Falei sobre isso com o sênior do projeto e ele falou para fazer um relatório mostrando quem fez os planos ruins, as falhas de cada plano, as "colas", etc., e mandar pro presidente da empresa tomar conhecimento da situação. E o presidente, pra dar uma "motivada" na galera, encaminhou meu email para os gerentes.
O pessoal ficou super motivado. Motivado a me esfolar vivo.
A situção estava tensa. Tanto que, na segunda-feira, às sete e meia da manhã, eu entro no elevador e lá estão dois gerentes. E fica aquele silêncio desconfortável por uns dois andares, até que um deles diz para o outro:
- Pois é cara, mês passado dois carros lá da regional capotaram na estrada... e ainda tem gente que vem me cobrar meta de redução de despesa.

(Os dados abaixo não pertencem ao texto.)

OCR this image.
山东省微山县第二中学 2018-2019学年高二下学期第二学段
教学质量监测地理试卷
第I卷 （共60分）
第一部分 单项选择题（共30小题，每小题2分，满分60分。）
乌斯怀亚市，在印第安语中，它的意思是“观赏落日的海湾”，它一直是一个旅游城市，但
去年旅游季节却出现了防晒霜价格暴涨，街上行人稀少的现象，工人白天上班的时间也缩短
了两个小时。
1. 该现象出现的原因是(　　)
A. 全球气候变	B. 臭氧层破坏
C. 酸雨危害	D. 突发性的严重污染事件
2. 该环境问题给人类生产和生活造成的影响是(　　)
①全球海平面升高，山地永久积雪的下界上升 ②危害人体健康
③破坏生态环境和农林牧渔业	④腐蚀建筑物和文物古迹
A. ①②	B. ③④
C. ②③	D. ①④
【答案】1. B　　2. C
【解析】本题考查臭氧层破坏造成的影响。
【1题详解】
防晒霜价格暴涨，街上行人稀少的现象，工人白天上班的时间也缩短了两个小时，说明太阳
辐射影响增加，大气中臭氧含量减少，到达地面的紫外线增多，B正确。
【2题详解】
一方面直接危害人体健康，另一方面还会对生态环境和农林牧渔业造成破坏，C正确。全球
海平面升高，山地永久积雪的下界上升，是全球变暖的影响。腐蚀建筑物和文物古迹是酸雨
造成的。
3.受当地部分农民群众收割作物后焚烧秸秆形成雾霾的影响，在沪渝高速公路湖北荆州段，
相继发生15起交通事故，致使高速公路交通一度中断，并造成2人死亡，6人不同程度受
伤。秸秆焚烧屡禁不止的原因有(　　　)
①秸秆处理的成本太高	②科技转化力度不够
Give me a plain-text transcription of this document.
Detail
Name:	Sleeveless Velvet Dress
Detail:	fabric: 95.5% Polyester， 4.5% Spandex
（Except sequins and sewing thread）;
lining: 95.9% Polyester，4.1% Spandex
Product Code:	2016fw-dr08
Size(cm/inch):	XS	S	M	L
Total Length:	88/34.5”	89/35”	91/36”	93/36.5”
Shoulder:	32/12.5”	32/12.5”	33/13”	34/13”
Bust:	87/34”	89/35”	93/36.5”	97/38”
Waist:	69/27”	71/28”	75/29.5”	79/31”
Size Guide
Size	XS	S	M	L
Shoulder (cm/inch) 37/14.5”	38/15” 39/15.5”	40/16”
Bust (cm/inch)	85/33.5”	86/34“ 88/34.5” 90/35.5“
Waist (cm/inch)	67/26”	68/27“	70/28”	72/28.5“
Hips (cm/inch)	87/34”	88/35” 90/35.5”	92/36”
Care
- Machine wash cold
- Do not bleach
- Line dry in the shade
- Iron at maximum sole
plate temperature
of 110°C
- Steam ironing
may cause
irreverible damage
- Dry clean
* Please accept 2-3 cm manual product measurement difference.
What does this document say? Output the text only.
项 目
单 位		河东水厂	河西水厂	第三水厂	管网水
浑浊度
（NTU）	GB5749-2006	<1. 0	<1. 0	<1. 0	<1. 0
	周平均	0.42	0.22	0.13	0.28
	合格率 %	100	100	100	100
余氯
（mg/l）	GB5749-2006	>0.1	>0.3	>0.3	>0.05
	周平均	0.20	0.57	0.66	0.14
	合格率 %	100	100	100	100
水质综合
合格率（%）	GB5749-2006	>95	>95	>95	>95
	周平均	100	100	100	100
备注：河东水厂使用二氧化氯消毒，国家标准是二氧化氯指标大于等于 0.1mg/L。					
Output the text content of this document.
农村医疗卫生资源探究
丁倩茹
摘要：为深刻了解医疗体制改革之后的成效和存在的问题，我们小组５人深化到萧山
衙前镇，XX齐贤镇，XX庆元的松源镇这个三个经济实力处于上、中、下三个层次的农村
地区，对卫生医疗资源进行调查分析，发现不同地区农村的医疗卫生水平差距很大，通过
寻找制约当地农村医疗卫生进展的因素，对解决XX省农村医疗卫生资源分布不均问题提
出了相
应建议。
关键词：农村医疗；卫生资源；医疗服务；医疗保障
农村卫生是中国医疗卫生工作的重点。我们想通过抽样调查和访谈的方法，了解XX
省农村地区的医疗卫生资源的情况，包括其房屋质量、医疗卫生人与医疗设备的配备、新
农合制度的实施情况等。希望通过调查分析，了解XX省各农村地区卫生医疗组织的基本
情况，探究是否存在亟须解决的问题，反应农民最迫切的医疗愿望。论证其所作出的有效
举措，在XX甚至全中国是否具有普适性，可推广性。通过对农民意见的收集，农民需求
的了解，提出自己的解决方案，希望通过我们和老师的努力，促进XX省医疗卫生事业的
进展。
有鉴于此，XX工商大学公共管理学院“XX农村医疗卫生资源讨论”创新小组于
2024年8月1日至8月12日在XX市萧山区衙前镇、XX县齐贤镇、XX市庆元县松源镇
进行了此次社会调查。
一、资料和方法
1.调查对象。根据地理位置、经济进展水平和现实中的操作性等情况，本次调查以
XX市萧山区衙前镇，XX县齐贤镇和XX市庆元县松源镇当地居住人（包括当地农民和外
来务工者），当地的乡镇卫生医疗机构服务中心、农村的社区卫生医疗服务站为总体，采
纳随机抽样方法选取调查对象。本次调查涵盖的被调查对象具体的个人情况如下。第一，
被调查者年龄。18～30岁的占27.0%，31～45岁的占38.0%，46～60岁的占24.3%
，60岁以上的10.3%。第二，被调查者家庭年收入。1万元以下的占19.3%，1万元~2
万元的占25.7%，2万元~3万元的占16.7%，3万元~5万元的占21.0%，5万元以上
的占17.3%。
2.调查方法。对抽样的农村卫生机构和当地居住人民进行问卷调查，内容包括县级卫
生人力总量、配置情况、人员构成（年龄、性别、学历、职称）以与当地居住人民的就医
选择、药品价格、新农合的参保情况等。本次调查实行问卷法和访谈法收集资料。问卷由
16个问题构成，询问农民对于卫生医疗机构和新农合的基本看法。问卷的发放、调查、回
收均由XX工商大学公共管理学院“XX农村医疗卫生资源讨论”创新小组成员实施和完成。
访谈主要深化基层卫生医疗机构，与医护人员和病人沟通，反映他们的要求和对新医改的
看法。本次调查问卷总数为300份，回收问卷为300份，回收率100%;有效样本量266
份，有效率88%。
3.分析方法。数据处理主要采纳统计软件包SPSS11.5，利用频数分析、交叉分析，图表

Eu já tinha sentido o impacto no meu rim, mas "o papo tem que sê reto", como diria o finado traficante Baiano. Então o cara fez questão de mostrar que a "indireta" era, sim, dirigida à minha pessoa.
- Na reunião de hoje eu quero saber como se prevê capotamento de carro nas metas de despesa... viu, Tinoco?
Pra piorar ainda mais o climão, instantes antes da reunião começar, um dos gerentes passa mancando perto de mim. Aí eu vou bancar o simpático e digo:
- Ué cara, machucou a perna? O que foi?
- Não foi nada. Eu tive paralisia infantil.
Eu me lembro de ter dito alguma coisa logo depois disso, mas não consigo me lembrar o que foi. Acho que o cérebro apagou. Estresse pós-traumático, saca?
A reunião se arrastou pelo dia todo seguindo um processo bem constante de:
1) A consultora-líder mostrava um slide com as metas de despesa
2) O pessoal vinha com uma enxurrada de questionamentos e a reunião virava um pandemônio.
3) Repita os passos 1 e 2 até dar 18 horas.
Mas o emocionante mesmo da coisa toda foi o segundo dia de reunião, porque aí era o meu que estaria diretamente na reta: pela manhã eu ia fazer um treinamento de reforço sobre os planos de ação.
Obviamente a coisa começou como no dia anterior: um slide, xizentas perguntas, pandemônio. E eu lá, respondendo uma por uma.
Um dos gerentes, do lado esquerdo do auditório, tentou perguntar umas três vezes mas foi cortado pelos colegas do lado direito. Aí, pergunta vai pergunta vem, eis que eu olho pro cara e ele está balançando no ar nada menos do que a Playboy da Mônica Veloso.
- Aêê, só assim pra você olhar pra cá hein Tinoco!
Esse foi um dos momentos mais surreais de toda a minha carreira. Ganha, de longe, de todas aquelas bizarrices que eu contei outro dia que vi em reuniões.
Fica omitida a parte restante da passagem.